First, though, I must address the lead sentence above. It’s a bit jarring, even if the Vegas factor somehow normalizes it. Here’s the logic: A) If your godmother happens to live in Vegas, then B) It is imperative she once had a monkey for a pet. This could even be a law. Beyond that, nothing about planning a last-minute trip is normal. Nothing.
As soon as I knew the exact day I was needed, panic set in. I was going to Sin City, but with less than a week to make travel arrangements. I checked my favorite, flexible, gentle airline. With such short notice, the non-stops were either sold out or a billion dollars each way. Worse, connecting flights were map-wacky. I have learned that if I fly in trapezoids to get somewhere, I invite trouble.
It was time to tap William Shatner on the shoulder and see what he would negotiate. I tried a bunch of travel sites, to be sure. My computer screen became one of those Magic 8 Ball toys from childhood. “Dear Magic 8 Ball, which airline should I take?” One carrier kept floating up on the screen. It offered reasonably priced non-stops.

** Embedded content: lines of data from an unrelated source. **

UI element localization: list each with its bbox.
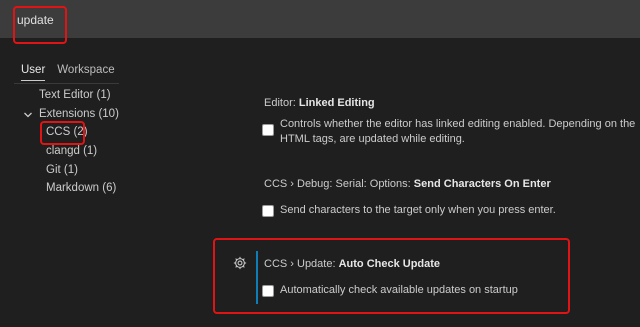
setting-title-linked-editing: Editor: Linked Editing: [264, 97, 375, 109]
linked-editing-checkbox[interactable]: [262, 124, 274, 136]
setting-name: Linked Editing: [298, 97, 375, 109]
setting-description: HTML tags, are updated while editing.: [280, 133, 465, 145]
chevron-down-icon[interactable]: [23, 110, 33, 120]
tree-item-extensions[interactable]: Extensions (10): [39, 108, 119, 120]
tab-workspace[interactable]: Workspace: [57, 64, 114, 81]
tree-item-git[interactable]: Git (1): [46, 164, 78, 176]
ccs-highlight-box: [40, 121, 85, 145]
tree-item-clangd[interactable]: clangd (1): [46, 145, 97, 157]
setting-category: CCS › Debug: Serial: Options:: [264, 178, 414, 190]
setting-category: Editor:: [264, 97, 299, 109]
tabs-divider: [14, 83, 119, 84]
setting-title-send-characters: CCS › Debug: Serial: Options: Send Chara…: [264, 178, 551, 190]
setting-name: Send Characters On Enter: [413, 178, 551, 190]
setting-description: Controls whether the editor has linked e…: [280, 118, 636, 130]
tab-user[interactable]: User: [21, 64, 46, 81]
scope-tabs: User Workspace: [21, 64, 115, 81]
tree-item-text-editor[interactable]: Text Editor (1): [39, 89, 111, 101]
settings-search-bar[interactable]: update: [0, 0, 640, 38]
tree-item-markdown[interactable]: Markdown (6): [46, 182, 116, 194]
send-characters-checkbox[interactable]: [262, 205, 274, 217]
setting-highlight-box: [213, 238, 570, 314]
search-highlight-box: [13, 6, 67, 44]
setting-description: Send characters to the target only when …: [280, 204, 556, 216]
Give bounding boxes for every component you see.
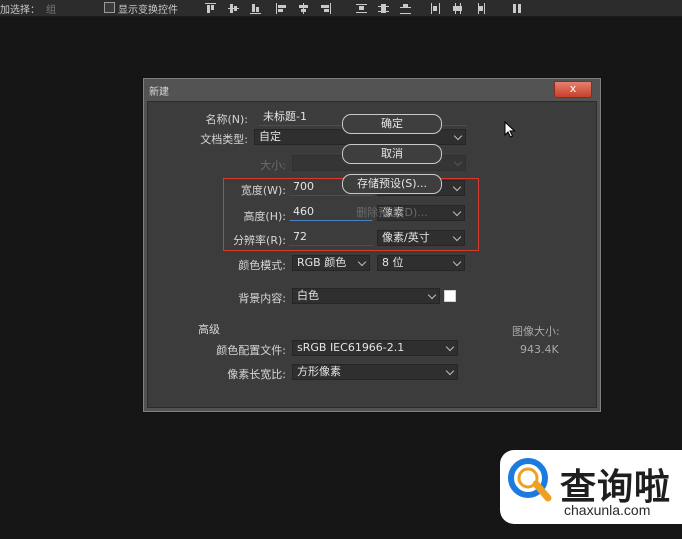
mouse-cursor-icon	[504, 121, 516, 138]
chevron-down-icon	[452, 207, 462, 217]
color-profile-select[interactable]: sRGB IEC61966-2.1	[292, 340, 458, 356]
delete-preset-button: 删除预设(D)...	[356, 206, 428, 219]
distribute-bottom-icon[interactable]	[400, 3, 411, 14]
pixel-aspect-ratio-select[interactable]: 方形像素	[292, 364, 458, 380]
close-button[interactable]: x	[554, 81, 592, 98]
distribute-horizontal-center-icon[interactable]	[452, 3, 463, 14]
chevron-down-icon	[445, 342, 455, 352]
color-mode-label: 颜色模式:	[238, 259, 286, 272]
auto-select-dropdown[interactable]: 组	[46, 1, 56, 16]
color-profile-label: 颜色配置文件:	[216, 344, 286, 357]
save-preset-button[interactable]: 存储预设(S)...	[342, 174, 442, 194]
resolution-unit-select[interactable]: 像素/英寸	[377, 230, 465, 246]
ok-button[interactable]: 确定	[342, 114, 442, 134]
magnifier-logo-icon	[508, 458, 552, 502]
color-mode-select[interactable]: RGB 颜色	[292, 255, 370, 271]
distribute-top-icon[interactable]	[356, 3, 367, 14]
document-type-label: 文档类型:	[200, 133, 248, 146]
document-type-value: 自定	[259, 130, 281, 143]
distribute-left-icon[interactable]	[430, 3, 441, 14]
auto-align-layers-icon[interactable]	[512, 3, 523, 14]
height-label: 高度(H):	[243, 210, 286, 223]
show-transform-checkbox[interactable]	[104, 2, 115, 13]
pixel-aspect-ratio-label: 像素长宽比:	[227, 368, 286, 381]
image-size-label: 图像大小:	[512, 325, 560, 338]
align-right-icon[interactable]	[320, 3, 331, 14]
name-label: 名称(N):	[205, 113, 248, 126]
show-transform-label: 显示变换控件	[118, 5, 178, 16]
chaxunla-watermark: 查询啦 chaxunla.com	[500, 450, 682, 524]
background-contents-select[interactable]: 白色	[292, 288, 440, 304]
resolution-unit-value: 像素/英寸	[382, 231, 430, 244]
background-color-swatch[interactable]	[444, 290, 456, 302]
chevron-down-icon	[357, 257, 367, 267]
chevron-down-icon	[452, 257, 462, 267]
width-label: 宽度(W):	[240, 184, 286, 197]
chevron-down-icon	[453, 157, 463, 167]
align-left-icon[interactable]	[276, 3, 287, 14]
options-toolbar: 加选择： 组 显示变换控件	[0, 0, 682, 17]
close-icon: x	[569, 82, 577, 95]
chevron-down-icon	[427, 290, 437, 300]
align-top-icon[interactable]	[205, 3, 216, 14]
distribute-right-icon[interactable]	[474, 3, 485, 14]
chevron-down-icon	[452, 182, 462, 192]
align-vertical-center-icon[interactable]	[228, 3, 239, 14]
size-label: 大小:	[260, 159, 286, 172]
align-horizontal-center-icon[interactable]	[298, 3, 309, 14]
pixel-aspect-ratio-value: 方形像素	[297, 365, 341, 378]
color-profile-value: sRGB IEC61966-2.1	[297, 341, 405, 354]
resolution-label: 分辨率(R):	[233, 234, 286, 247]
chevron-down-icon	[453, 131, 463, 141]
color-mode-value: RGB 颜色	[297, 256, 347, 269]
chevron-down-icon	[445, 366, 455, 376]
background-contents-value: 白色	[297, 289, 319, 302]
auto-select-label: 加选择：	[0, 5, 40, 16]
advanced-section-label: 高级	[198, 323, 220, 336]
background-contents-label: 背景内容:	[238, 292, 286, 305]
bit-depth-value: 8 位	[382, 256, 404, 269]
cancel-button[interactable]: 取消	[342, 144, 442, 164]
dialog-title: 新建	[149, 87, 169, 98]
resolution-input[interactable]: 72	[289, 230, 373, 246]
image-size-value: 943.4K	[520, 343, 559, 356]
dialog-titlebar[interactable]: 新建 x	[144, 79, 600, 101]
watermark-domain-text: chaxunla.com	[564, 502, 651, 518]
chevron-down-icon	[452, 232, 462, 242]
align-bottom-icon[interactable]	[250, 3, 261, 14]
distribute-vertical-center-icon[interactable]	[378, 3, 389, 14]
bit-depth-select[interactable]: 8 位	[377, 255, 465, 271]
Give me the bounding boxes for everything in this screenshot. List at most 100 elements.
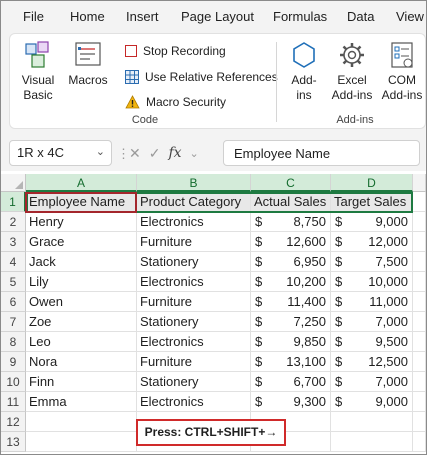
currency-cell[interactable]: $7,500: [331, 252, 413, 272]
row-header-8[interactable]: 8: [1, 332, 26, 352]
empty-cell[interactable]: [331, 412, 413, 432]
empty-cell[interactable]: [413, 372, 426, 392]
empty-cell[interactable]: [413, 312, 426, 332]
currency-cell[interactable]: $9,300: [251, 392, 331, 412]
data-cell[interactable]: Stationery: [137, 312, 251, 332]
empty-cell[interactable]: [413, 272, 426, 292]
tab-formulas[interactable]: Formulas: [273, 9, 327, 24]
tab-home[interactable]: Home: [70, 9, 105, 24]
row-header-1[interactable]: 1: [1, 192, 26, 212]
row-header-2[interactable]: 2: [1, 212, 26, 232]
currency-cell[interactable]: $6,950: [251, 252, 331, 272]
data-cell[interactable]: Henry: [26, 212, 137, 232]
data-cell[interactable]: Electronics: [137, 392, 251, 412]
data-cell[interactable]: Electronics: [137, 272, 251, 292]
row-header-12[interactable]: 12: [1, 412, 26, 432]
row-header-7[interactable]: 7: [1, 312, 26, 332]
row-header-13[interactable]: 13: [1, 432, 26, 452]
macros-button[interactable]: Macros: [66, 40, 110, 88]
row-header-11[interactable]: 11: [1, 392, 26, 412]
tab-view[interactable]: View: [396, 9, 424, 24]
data-cell[interactable]: Stationery: [137, 372, 251, 392]
empty-cell[interactable]: [413, 432, 426, 452]
stop-recording-button[interactable]: Stop Recording: [125, 42, 226, 60]
row-header-6[interactable]: 6: [1, 292, 26, 312]
enter-icon[interactable]: ✓: [149, 145, 161, 162]
currency-cell[interactable]: $11,000: [331, 292, 413, 312]
currency-cell[interactable]: $11,400: [251, 292, 331, 312]
currency-cell[interactable]: $6,700: [251, 372, 331, 392]
empty-cell[interactable]: [413, 392, 426, 412]
add-ins-button[interactable]: Add- ins: [284, 40, 324, 103]
visual-basic-button[interactable]: Visual Basic: [16, 40, 60, 103]
row-header-5[interactable]: 5: [1, 272, 26, 292]
data-cell[interactable]: Owen: [26, 292, 137, 312]
empty-cell[interactable]: [413, 332, 426, 352]
row-header-3[interactable]: 3: [1, 232, 26, 252]
currency-cell[interactable]: $12,000: [331, 232, 413, 252]
tab-insert[interactable]: Insert: [126, 9, 159, 24]
macro-security-button[interactable]: Macro Security: [125, 93, 226, 111]
data-cell[interactable]: Finn: [26, 372, 137, 392]
data-cell[interactable]: Emma: [26, 392, 137, 412]
currency-cell[interactable]: $9,850: [251, 332, 331, 352]
empty-cell[interactable]: [413, 252, 426, 272]
column-header-d[interactable]: D: [331, 174, 413, 192]
currency-cell[interactable]: $9,000: [331, 212, 413, 232]
data-cell[interactable]: Lily: [26, 272, 137, 292]
data-cell[interactable]: Furniture: [137, 292, 251, 312]
empty-cell[interactable]: [413, 212, 426, 232]
currency-cell[interactable]: $9,000: [331, 392, 413, 412]
header-cell[interactable]: Product Category: [137, 192, 251, 212]
empty-cell[interactable]: [413, 412, 426, 432]
select-all-button[interactable]: [1, 174, 26, 192]
name-box[interactable]: 1R x 4C ⌄: [9, 140, 112, 166]
currency-cell[interactable]: $10,000: [331, 272, 413, 292]
relative-references-button[interactable]: Use Relative References: [125, 68, 278, 86]
empty-cell[interactable]: [413, 192, 426, 212]
column-header-a[interactable]: A: [26, 174, 137, 192]
chevron-down-icon[interactable]: ⌄: [96, 145, 105, 158]
empty-cell[interactable]: [413, 292, 426, 312]
empty-cell[interactable]: [331, 432, 413, 452]
empty-cell[interactable]: [413, 352, 426, 372]
formula-input[interactable]: Employee Name: [223, 140, 420, 166]
row-header-4[interactable]: 4: [1, 252, 26, 272]
data-cell[interactable]: Electronics: [137, 212, 251, 232]
header-cell[interactable]: Actual Sales: [251, 192, 331, 212]
chevron-down-icon[interactable]: ⌄: [190, 147, 199, 160]
row-header-9[interactable]: 9: [1, 352, 26, 372]
data-cell[interactable]: Leo: [26, 332, 137, 352]
column-header-e[interactable]: [413, 174, 426, 192]
data-cell[interactable]: Furniture: [137, 352, 251, 372]
insert-function-icon[interactable]: fx: [168, 145, 181, 161]
com-add-ins-button[interactable]: COM Add-ins: [380, 40, 424, 103]
tab-file[interactable]: File: [23, 9, 44, 24]
currency-cell[interactable]: $8,750: [251, 212, 331, 232]
currency-cell[interactable]: $12,600: [251, 232, 331, 252]
excel-add-ins-button[interactable]: Excel Add-ins: [330, 40, 374, 103]
data-cell[interactable]: Stationery: [137, 252, 251, 272]
currency-cell[interactable]: $9,500: [331, 332, 413, 352]
data-cell[interactable]: Jack: [26, 252, 137, 272]
data-cell[interactable]: Nora: [26, 352, 137, 372]
empty-cell[interactable]: [26, 432, 137, 452]
row-header-10[interactable]: 10: [1, 372, 26, 392]
data-cell[interactable]: Electronics: [137, 332, 251, 352]
header-cell[interactable]: Target Sales: [331, 192, 413, 212]
currency-cell[interactable]: $13,100: [251, 352, 331, 372]
data-cell[interactable]: Furniture: [137, 232, 251, 252]
tab-data[interactable]: Data: [347, 9, 374, 24]
column-header-b[interactable]: B: [137, 174, 251, 192]
column-header-c[interactable]: C: [251, 174, 331, 192]
currency-cell[interactable]: $12,500: [331, 352, 413, 372]
tab-page-layout[interactable]: Page Layout: [181, 9, 254, 24]
data-cell[interactable]: Grace: [26, 232, 137, 252]
currency-cell[interactable]: $7,000: [331, 312, 413, 332]
currency-cell[interactable]: $10,200: [251, 272, 331, 292]
empty-cell[interactable]: [413, 232, 426, 252]
empty-cell[interactable]: [26, 412, 137, 432]
cancel-icon[interactable]: ✕: [129, 145, 141, 162]
header-cell[interactable]: Employee Name: [26, 192, 137, 212]
currency-cell[interactable]: $7,250: [251, 312, 331, 332]
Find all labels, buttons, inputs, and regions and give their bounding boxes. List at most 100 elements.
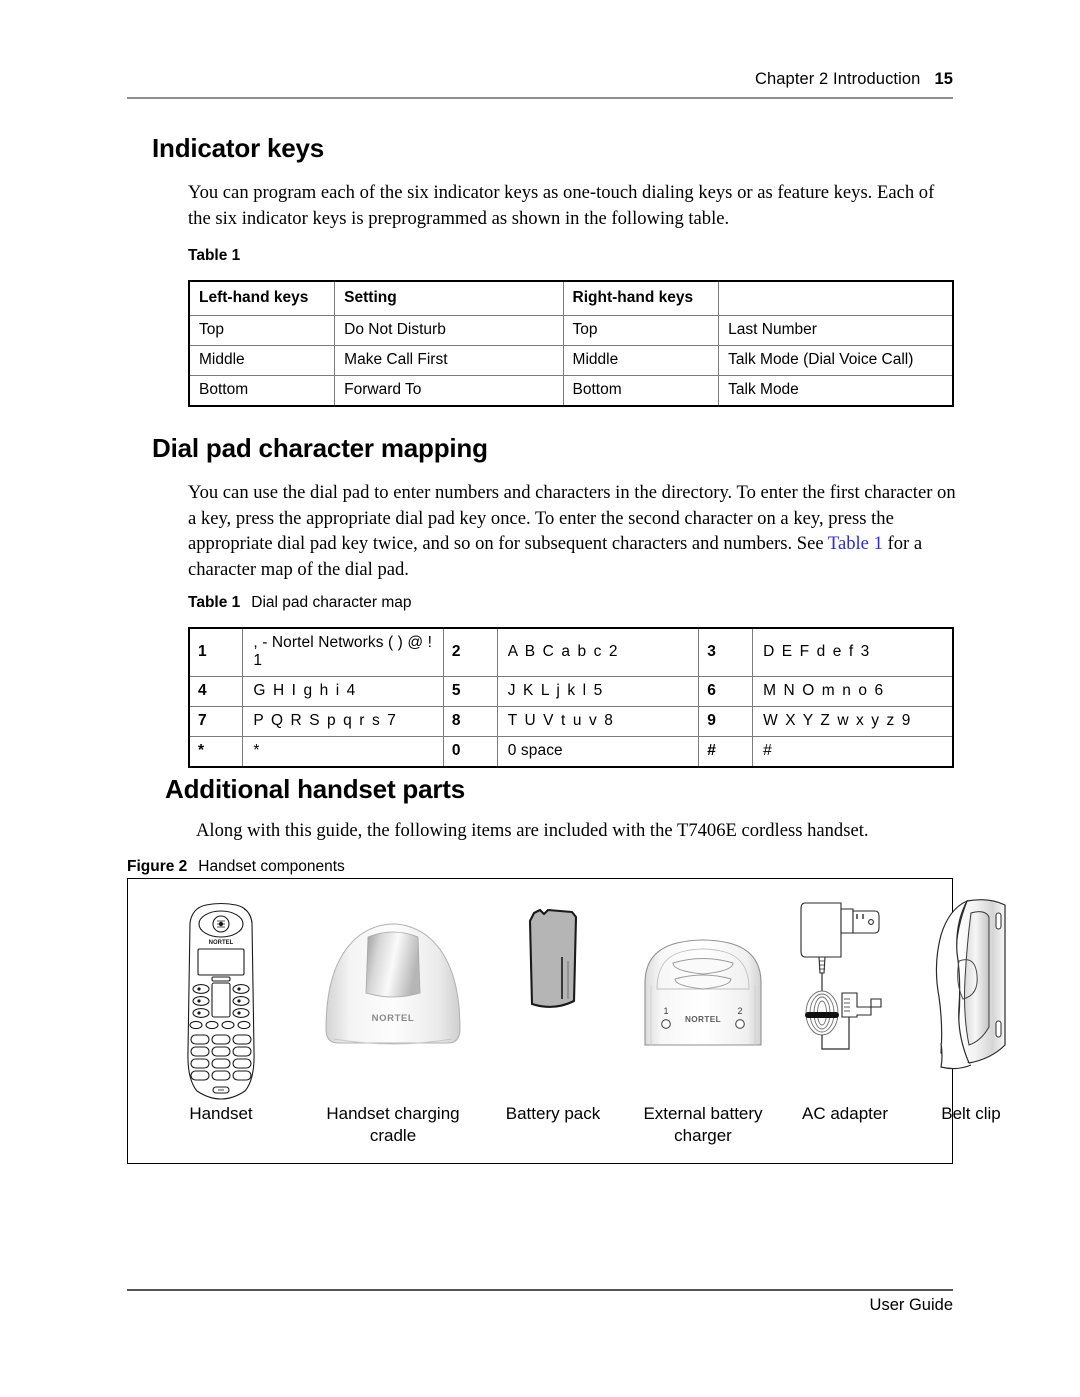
dialpad-key: 0 [442,736,498,768]
figure-artwork-row: NORTEL NORTEL 1 2 NORTEL [128,879,1006,1101]
table-row: 1 , - Nortel Networks ( ) @ ! 1 2 A B C … [188,627,954,677]
heading-additional-handset-parts: Additional handset parts [165,774,466,804]
table1-cell: Talk Mode [718,374,954,406]
table1-caption: Table 1 [188,247,251,265]
figure-item-belt-clip [904,879,1038,1101]
charger-led-1 [661,1019,671,1029]
dialpad-key: 6 [698,676,754,707]
charger-brand-label: NORTEL [685,1015,721,1024]
table-row: 7 P Q R S p q r s 7 8 T U V t u v 8 9 W … [188,706,954,737]
table-row: Top Do Not Disturb Top Last Number [188,314,954,346]
dialpad-chars: # [752,736,954,768]
table1-cell: Middle [188,344,336,376]
handset-brand-label: NORTEL [209,940,234,946]
figure-label-handset: Handset [189,1104,253,1123]
table1-cell: Forward To [334,374,564,406]
dialpad-key: 2 [442,627,498,677]
charging-cradle-illustration: NORTEL [300,921,486,1051]
paragraph-additional-parts: Along with this guide, the following ite… [196,820,869,841]
dialpad-chars: G H I g h i 4 [242,676,444,707]
heading-dial-pad-character-mapping: Dial pad character mapping [152,433,488,463]
dialpad-key: 4 [188,676,244,707]
dialpad-key: 8 [442,706,498,737]
charger-led-2-label: 2 [737,1006,742,1016]
figure-item-external-battery-charger: 1 2 NORTEL [620,879,786,1101]
table1-caption-number: Table 1 [188,247,241,264]
figure2-caption-number: Figure 2 [127,858,188,875]
paragraph-indicator-keys: You can program each of the six indicato… [188,182,935,229]
dialpad-key: 5 [442,676,498,707]
figure-item-handset: NORTEL [142,879,300,1101]
table1-header-cell [718,281,954,316]
table-1-cross-reference-link[interactable]: Table 1 [828,533,883,554]
footer-divider [127,1289,953,1291]
figure2-caption-text: Handset components [198,858,345,875]
ac-adapter-icon [800,902,882,1050]
dialpad-chars: W X Y Z w x y z 9 [752,706,954,737]
table-row: Middle Make Call First Middle Talk Mode … [188,344,954,376]
table1-cell: Bottom [562,374,720,406]
dialpad-key: 9 [698,706,754,737]
charging-cradle-icon: NORTEL [325,923,461,1045]
table1-header-cell: Right-hand keys [562,281,720,316]
figure-item-ac-adapter [786,879,904,1101]
table2-caption-number: Table 1 [188,594,241,611]
document-page: Chapter 2 Introduction 15 Indicator keys … [0,0,1080,1397]
figure-label-battery-pack: Battery pack [505,1104,601,1123]
ac-adapter-illustration [786,895,904,1073]
cradle-brand-label: NORTEL [372,1013,415,1024]
dialpad-chars: M N O m n o 6 [752,676,954,707]
dialpad-key: 1 [188,627,244,677]
figure-labels-row: Handset Handset charging cradle Battery p… [128,1103,1000,1163]
battery-pack-icon [528,908,578,1008]
table-header-row: Left-hand keys Setting Right-hand keys [188,281,954,316]
running-head-chapter: Chapter 2 Introduction [754,70,921,88]
dialpad-key: # [698,736,754,768]
page-number: 15 [934,70,953,88]
table1-cell: Last Number [718,314,954,346]
handset-illustration: NORTEL [142,901,300,1101]
table1-cell: Top [562,314,720,346]
table-row: Bottom Forward To Bottom Talk Mode [188,374,954,406]
table2-caption: Table 1 Dial pad character map [188,594,412,612]
table1-cell: Bottom [188,374,336,406]
figure-item-battery-pack [486,879,620,1101]
battery-pack-illustration [486,905,620,1017]
table-dial-pad-character-map: 1 , - Nortel Networks ( ) @ ! 1 2 A B C … [188,627,954,768]
external-battery-charger-icon: 1 2 NORTEL [644,939,762,1046]
table1-cell: Do Not Disturb [334,314,564,346]
paragraph-dial-pad: You can use the dial pad to enter number… [188,480,956,582]
dialpad-chars: 0 space [496,736,700,768]
dialpad-chars: A B C a b c 2 [496,627,700,677]
heading-indicator-keys: Indicator keys [152,133,325,163]
footer-text: User Guide [869,1296,953,1314]
figure-handset-components: NORTEL NORTEL 1 2 NORTEL Handset Handset… [127,878,1006,1164]
table1-cell: Talk Mode (Dial Voice Call) [718,344,954,376]
dialpad-chars: P Q R S p q r s 7 [242,706,444,737]
handset-icon: NORTEL [187,902,255,1100]
figure-label-external-battery-charger: External battery charger [643,1104,763,1145]
dialpad-key: * [188,736,244,768]
dialpad-chars: J K L j k l 5 [496,676,700,707]
dialpad-key: 3 [698,627,754,677]
table1-cell: Middle [562,344,720,376]
header-divider [127,97,953,99]
dialpad-key: 7 [188,706,244,737]
belt-clip-icon [935,899,1006,1070]
dialpad-chars: D E F d e f 3 [752,627,954,677]
running-head: Chapter 2 Introduction 15 [127,70,953,89]
dialpad-chars: * [242,736,444,768]
charger-led-2 [735,1019,745,1029]
belt-clip-illustration [904,895,1038,1073]
table1-cell: Top [188,314,336,346]
charger-led-1-label: 1 [663,1006,668,1016]
figure-label-charging-cradle: Handset charging cradle [326,1104,460,1145]
dialpad-chars: , - Nortel Networks ( ) @ ! 1 [242,627,444,677]
table1-cell: Make Call First [334,344,564,376]
figure-label-ac-adapter: AC adapter [802,1104,888,1123]
figure2-caption: Figure 2 Handset components [127,858,345,876]
table2-caption-text: Dial pad character map [251,594,412,611]
table-row: 4 G H I g h i 4 5 J K L j k l 5 6 M N O … [188,676,954,707]
external-battery-charger-illustration: 1 2 NORTEL [620,935,786,1051]
figure-item-charging-cradle: NORTEL [300,879,486,1101]
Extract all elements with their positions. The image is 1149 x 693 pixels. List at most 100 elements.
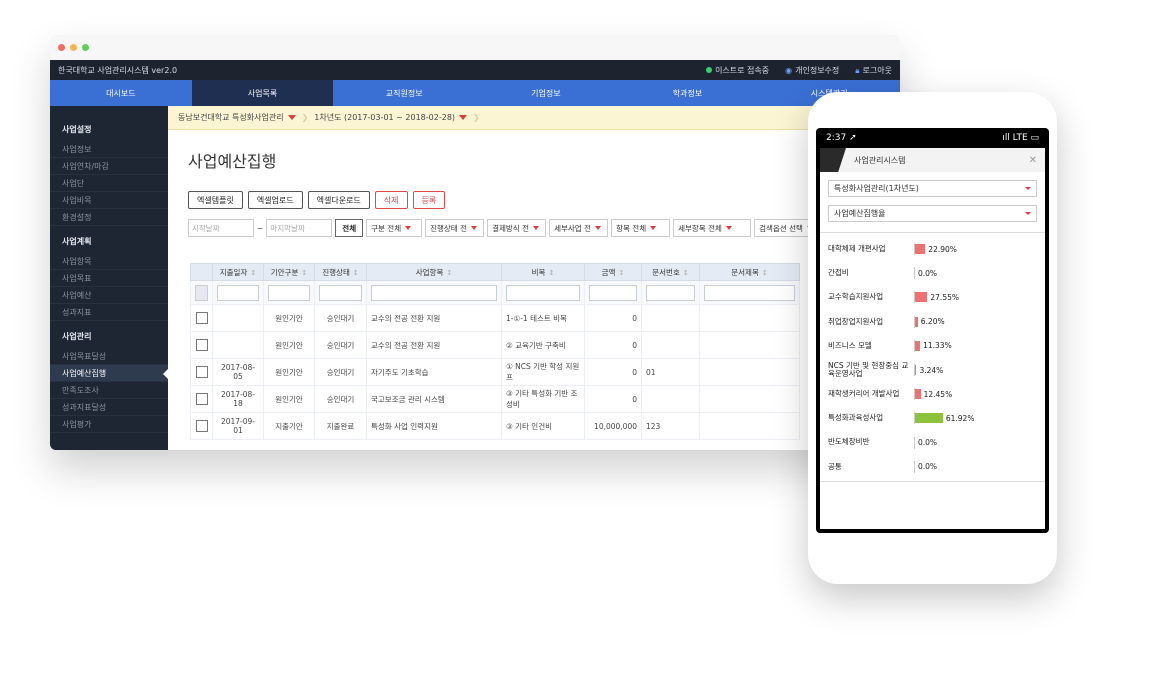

This wasn’t a discount airline. No, not at all. It was an “ultra-discount” one. I’m a skittish flier to begin with, but I realized I’d likely have to do a personal unthinkable — hop on an unfamiliar carrier with suspiciously low prices.
But before officially throwing the dice, I contacted a bunch of people who might have flown “Duct Tape Airways,” or had at least heard of it. A globe-hopping friend immediately responded to my text with a live call. She instinctively sensed an urgent landline dispatch was in order and put her travel guru husband on the phone. I was deflated to learn the man who flies every airline everywhere had never stepped foot on the one in question.
But. He had talked to people who had tried DTA. He informed me I would, indeed, save money. From what he had heard, I’d get smacked for many extras — even carry-on bags, but I’d still come out way ahead of the game. He even suggested I print my boarding pass at home — not at the airport. Wow. A boarding pass printing charge.
My wheels were spinning. What if I land one of those roller coaster pilots and succumb to motion sickness? (Yes, breakfasters, it has happened.) If a flimsy 5x8 boarding pass costs a 10-er, I calculated an airsick bag with a twist tie seal would shake me down about 29 dollars, or 15 bucks for the budget fold-yourself-bag.
I discussed this particular airline with other friends. Rumors were flying about seats that do not recline and check-in agents who weigh suitcases with mass spectrometers. I had visions of a windowless 1940s military transport plane with metal folding chairs and tattered rope for seat belts.
I was freaking out, but my always logical husband nudged me to seek my inner swashbuckler. He said, “Vegas is weird. May as well travel there weirdly.”
The gamble was on. Time for an adventure! As soon as I got serious on the website, the promise of an escapade arrived on a silver platter: The only nonstop return flight that would work with my schedule boarded at 1:10. Not just any 1:10. No, no, no. We’re talking 1:10 A.M. — the very special 1:10 that occurs 70 minutes after midnight. Viva Las Red Eye!
So how did it all turn out? Who knows? I filed this column just before takeoff. If you’re reading these words today at dawn, my return flight is touching down just about now.
Let’s hope the airline splurged on brake fluid.